C’est le point de vue aussi de Koné Ismaël, amateur du football, qui a dû tronquer ses crampons contre un poste dans une société du vivrier de la place. Selon lui, le milieu du football en Côte d’Ivoire étant déjà très saturé. Il est souvent impossible pour de nombreux jeunes comme lui de se faire une place. Sachant que dans ce milieu, plus on espère, plus l’âge met la pression. Fatigué donc de patienter pour une opportunité qui n’est pas encore arrivée, il a décidé de scruter d’autres horizons. Aujourd’hui, il ne regrette pas son choix, car, à l’en croire, c’est le ‘‘petit boulot’’ qui a permis de prendre soin de sa femme pendant sa grossesse.
Même son de cloche pour Stephane Kouamé Ally, interprète chinois. Pour Stéphane « C’est la pauvreté dans les familles, qui oblige les jeunes à aller chercher le moyen le plus rapide pour subvenir à leurs besoins ».
Que faire? Une reconversion est possible.
Faire de nouvelles formations pour plus de chance.
Les jeunes diplômés ne doivent plus se cantonner à leur seule formation. Mieux, avec les nouvelles technologies de l’information et de la communication, apprendre autre chose devient une opportunité à saisir.
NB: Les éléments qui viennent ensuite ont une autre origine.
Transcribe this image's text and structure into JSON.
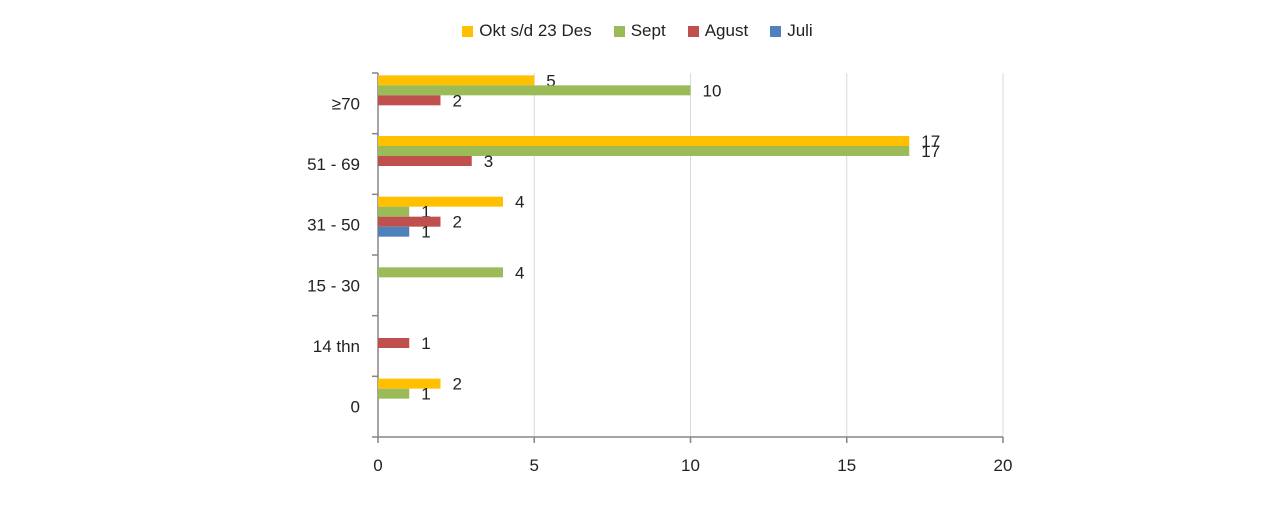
{
  "chart_data": {
    "type": "bar",
    "orientation": "horizontal",
    "categories": [
      "≥70",
      "51 - 69",
      "31 - 50",
      "15 - 30",
      "14 thn",
      "0"
    ],
    "series": [
      {
        "name": "Okt s/d 23 Des",
        "color": "#FFC000",
        "values": [
          5,
          17,
          4,
          null,
          null,
          2
        ]
      },
      {
        "name": "Sept",
        "color": "#9BBB59",
        "values": [
          10,
          17,
          1,
          4,
          null,
          1
        ]
      },
      {
        "name": "Agust",
        "color": "#C0504D",
        "values": [
          2,
          3,
          2,
          null,
          1,
          null
        ]
      },
      {
        "name": "Juli",
        "color": "#4F81BD",
        "values": [
          null,
          null,
          1,
          null,
          null,
          null
        ]
      }
    ],
    "legend_order": [
      "Okt s/d 23 Des",
      "Sept",
      "Agust",
      "Juli"
    ],
    "xlim": [
      0,
      20
    ],
    "xticks": [
      0,
      5,
      10,
      15,
      20
    ],
    "grid": "vertical",
    "legend_position": "top"
  }
}
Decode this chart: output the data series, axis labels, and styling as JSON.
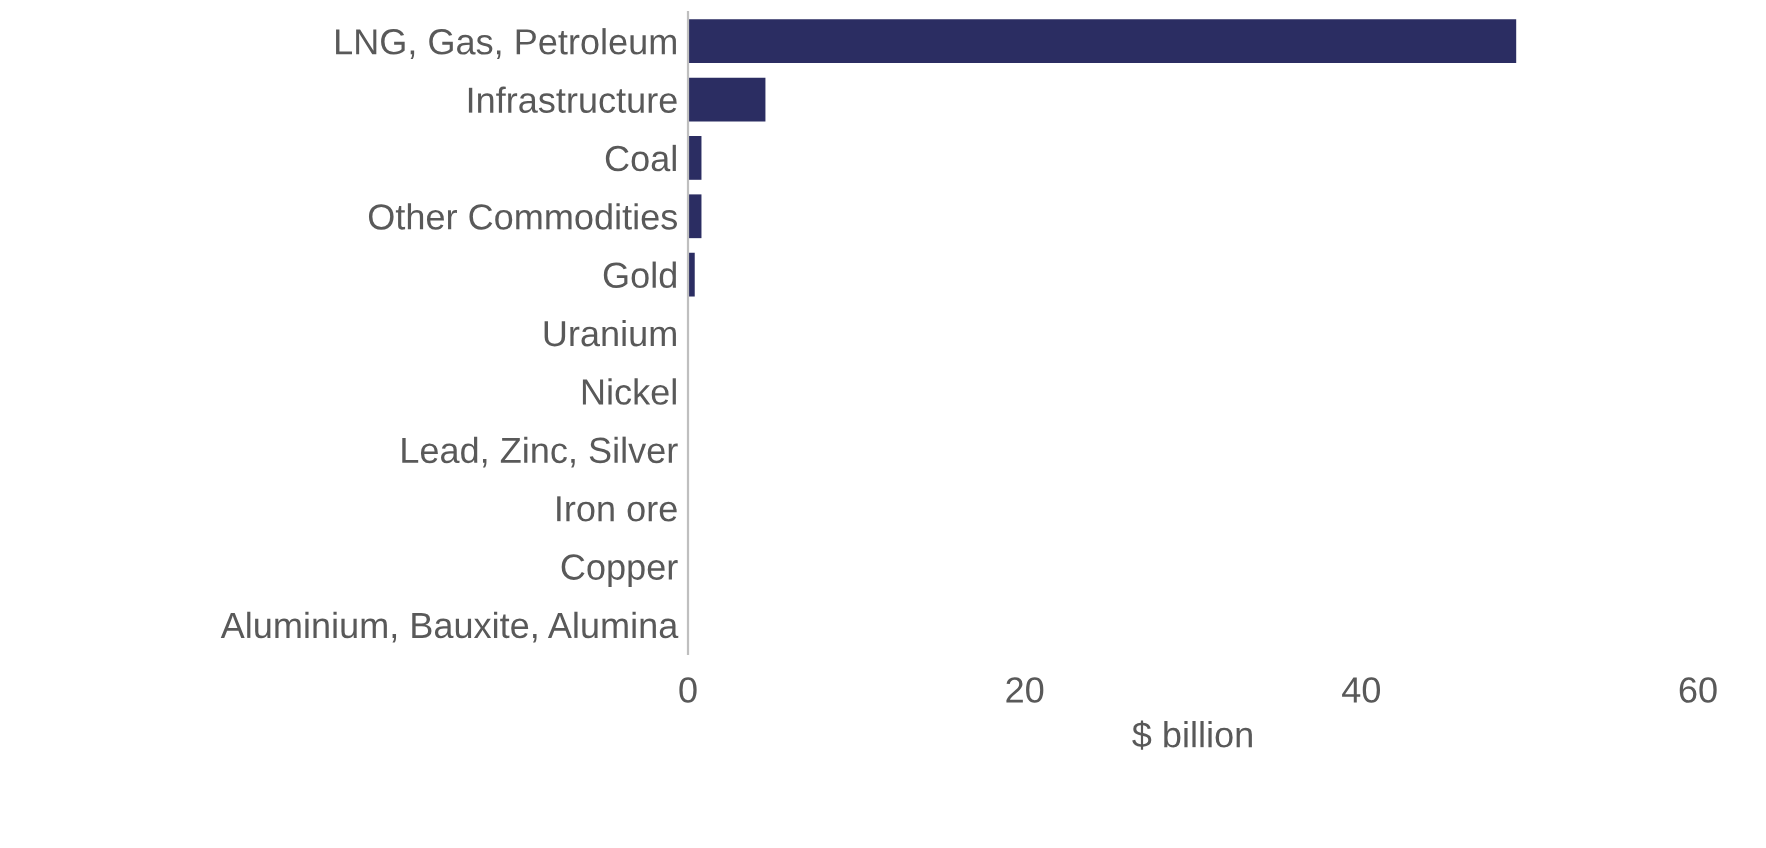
{
  "chart_data": {
    "type": "bar",
    "orientation": "horizontal",
    "xlabel": "$ billion",
    "categories": [
      "LNG, Gas, Petroleum",
      "Infrastructure",
      "Coal",
      "Other Commodities",
      "Gold",
      "Uranium",
      "Nickel",
      "Lead, Zinc, Silver",
      "Iron ore",
      "Copper",
      "Aluminium, Bauxite, Alumina"
    ],
    "values": [
      49.2,
      4.6,
      0.8,
      0.8,
      0.4,
      0,
      0,
      0,
      0,
      0,
      0
    ],
    "color": "#2b2d62",
    "xlim": [
      0,
      60
    ],
    "xticks": [
      0,
      20,
      40,
      60
    ],
    "grid": false,
    "legend": false
  }
}
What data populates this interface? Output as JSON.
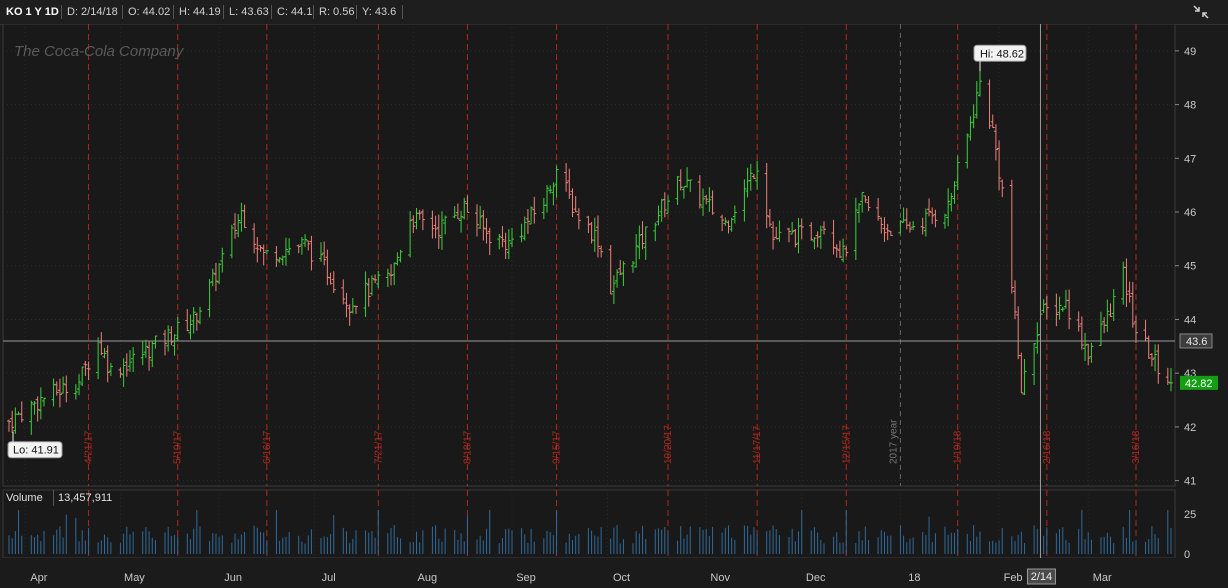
{
  "header": {
    "symbol": "KO 1 Y 1D",
    "date": "D: 2/14/18",
    "open": "O: 44.02",
    "high": "H: 44.19",
    "low": "L: 43.63",
    "close": "C: 44.1",
    "range": "R: 0.56",
    "y": "Y: 43.6",
    "corner_icon": "collapse-arrows-icon"
  },
  "watermark": "The Coca-Cola Company",
  "labels": {
    "hi": "Hi: 48.62",
    "lo": "Lo: 41.91",
    "crosshair_price": "43.6",
    "last_price": "42.82",
    "crosshair_date": "2/14",
    "year_marker": "2017 year"
  },
  "volume": {
    "label": "Volume",
    "value": "13,457,911"
  },
  "colors": {
    "up": "#3bd13b",
    "down": "#f0807a",
    "event_line": "#b3281e",
    "volume_bar": "#2f6a9a",
    "last_price_bg": "#12a012"
  },
  "chart_data": {
    "type": "ohlc",
    "price_axis": {
      "ylim": [
        40.9,
        49.5
      ],
      "ticks": [
        41,
        42,
        43,
        44,
        45,
        46,
        47,
        48,
        49
      ]
    },
    "volume_axis": {
      "ticks": [
        0,
        25
      ]
    },
    "month_labels": [
      "Apr",
      "May",
      "Jun",
      "Jul",
      "Aug",
      "Sep",
      "Oct",
      "Nov",
      "Dec",
      "18",
      "Feb",
      "Mar"
    ],
    "event_dates": [
      "4/21/17",
      "5/19/17",
      "6/16/17",
      "7/21/17",
      "8/18/17",
      "9/15/17",
      "10/20/17",
      "11/17/17",
      "12/15/17",
      "1/19/18",
      "2/16/18",
      "3/16/18"
    ],
    "close_path": [
      {
        "date": "2017-03-27",
        "close": 42.1
      },
      {
        "date": "2017-04-07",
        "close": 42.55
      },
      {
        "date": "2017-04-18",
        "close": 42.85
      },
      {
        "date": "2017-04-24",
        "close": 43.6
      },
      {
        "date": "2017-04-28",
        "close": 43.05
      },
      {
        "date": "2017-05-05",
        "close": 43.25
      },
      {
        "date": "2017-05-15",
        "close": 43.65
      },
      {
        "date": "2017-05-24",
        "close": 44.0
      },
      {
        "date": "2017-05-30",
        "close": 44.7
      },
      {
        "date": "2017-06-08",
        "close": 46.0
      },
      {
        "date": "2017-06-15",
        "close": 45.2
      },
      {
        "date": "2017-06-21",
        "close": 45.3
      },
      {
        "date": "2017-06-28",
        "close": 45.4
      },
      {
        "date": "2017-07-05",
        "close": 44.9
      },
      {
        "date": "2017-07-12",
        "close": 44.3
      },
      {
        "date": "2017-07-19",
        "close": 44.6
      },
      {
        "date": "2017-07-25",
        "close": 44.8
      },
      {
        "date": "2017-07-31",
        "close": 45.9
      },
      {
        "date": "2017-08-09",
        "close": 45.7
      },
      {
        "date": "2017-08-17",
        "close": 46.1
      },
      {
        "date": "2017-08-24",
        "close": 45.6
      },
      {
        "date": "2017-08-31",
        "close": 45.4
      },
      {
        "date": "2017-09-11",
        "close": 46.2
      },
      {
        "date": "2017-09-15",
        "close": 46.8
      },
      {
        "date": "2017-09-21",
        "close": 46.0
      },
      {
        "date": "2017-09-28",
        "close": 45.5
      },
      {
        "date": "2017-10-02",
        "close": 44.6
      },
      {
        "date": "2017-10-09",
        "close": 45.2
      },
      {
        "date": "2017-10-16",
        "close": 45.9
      },
      {
        "date": "2017-10-24",
        "close": 46.6
      },
      {
        "date": "2017-10-31",
        "close": 46.2
      },
      {
        "date": "2017-11-07",
        "close": 45.8
      },
      {
        "date": "2017-11-13",
        "close": 46.4
      },
      {
        "date": "2017-11-17",
        "close": 46.9
      },
      {
        "date": "2017-11-22",
        "close": 45.5
      },
      {
        "date": "2017-12-04",
        "close": 45.6
      },
      {
        "date": "2017-12-08",
        "close": 45.8
      },
      {
        "date": "2017-12-14",
        "close": 45.2
      },
      {
        "date": "2017-12-20",
        "close": 46.2
      },
      {
        "date": "2017-12-27",
        "close": 45.7
      },
      {
        "date": "2018-01-03",
        "close": 45.7
      },
      {
        "date": "2018-01-10",
        "close": 45.9
      },
      {
        "date": "2018-01-16",
        "close": 46.1
      },
      {
        "date": "2018-01-22",
        "close": 47.4
      },
      {
        "date": "2018-01-26",
        "close": 48.4
      },
      {
        "date": "2018-01-30",
        "close": 47.5
      },
      {
        "date": "2018-02-02",
        "close": 46.4
      },
      {
        "date": "2018-02-05",
        "close": 44.6
      },
      {
        "date": "2018-02-08",
        "close": 42.7
      },
      {
        "date": "2018-02-14",
        "close": 44.1
      },
      {
        "date": "2018-02-22",
        "close": 44.3
      },
      {
        "date": "2018-03-01",
        "close": 43.4
      },
      {
        "date": "2018-03-06",
        "close": 43.9
      },
      {
        "date": "2018-03-12",
        "close": 44.8
      },
      {
        "date": "2018-03-16",
        "close": 43.8
      },
      {
        "date": "2018-03-22",
        "close": 43.2
      },
      {
        "date": "2018-03-27",
        "close": 42.82
      }
    ],
    "high": 48.62,
    "low": 41.91,
    "last": 42.82,
    "crosshair": {
      "date": "2018-02-14",
      "price": 43.6
    },
    "bars": {
      "count": 245,
      "first": "2017-03-27",
      "last": "2018-03-27"
    },
    "volume_mean": 13,
    "volume_peak": 25
  }
}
Pour Mme Affian Flavie, diplômée en Journalisme, estime que c’est la solution pour faire face au problème d’employabilité. « Avoir plusieurs cordes à son arc n’est pas vain ! C’est plutôt un bénéfice pour nous. Cela pourrait nous ouvrir divers horizons et même nous aider dans notre future carrière d’entrepreneur », argue-t-elle.
« Se former dans plusieurs domaines, est une bonne chose », soutien Hugues Assémien qui a dû se former dans d’autres domaines étant sur le terrain du travail. Formé en Science de l’Information et de la Communication, option, Journalisme, il a choisi d’apprendre la langue chinoise. « Le plus important, c’est travailler. Nous sommes dans une société qui est en constante évolution. On se doit donc d’évoluer avec elle », affirme-t-il.
Avoir plusieurs cordes à son arc. faire plusieurs formations multiplient les chances. Des formations, souvent sans liens avec son projet professionnel initial. Cela offre plus de possibilités dans le monde du travail.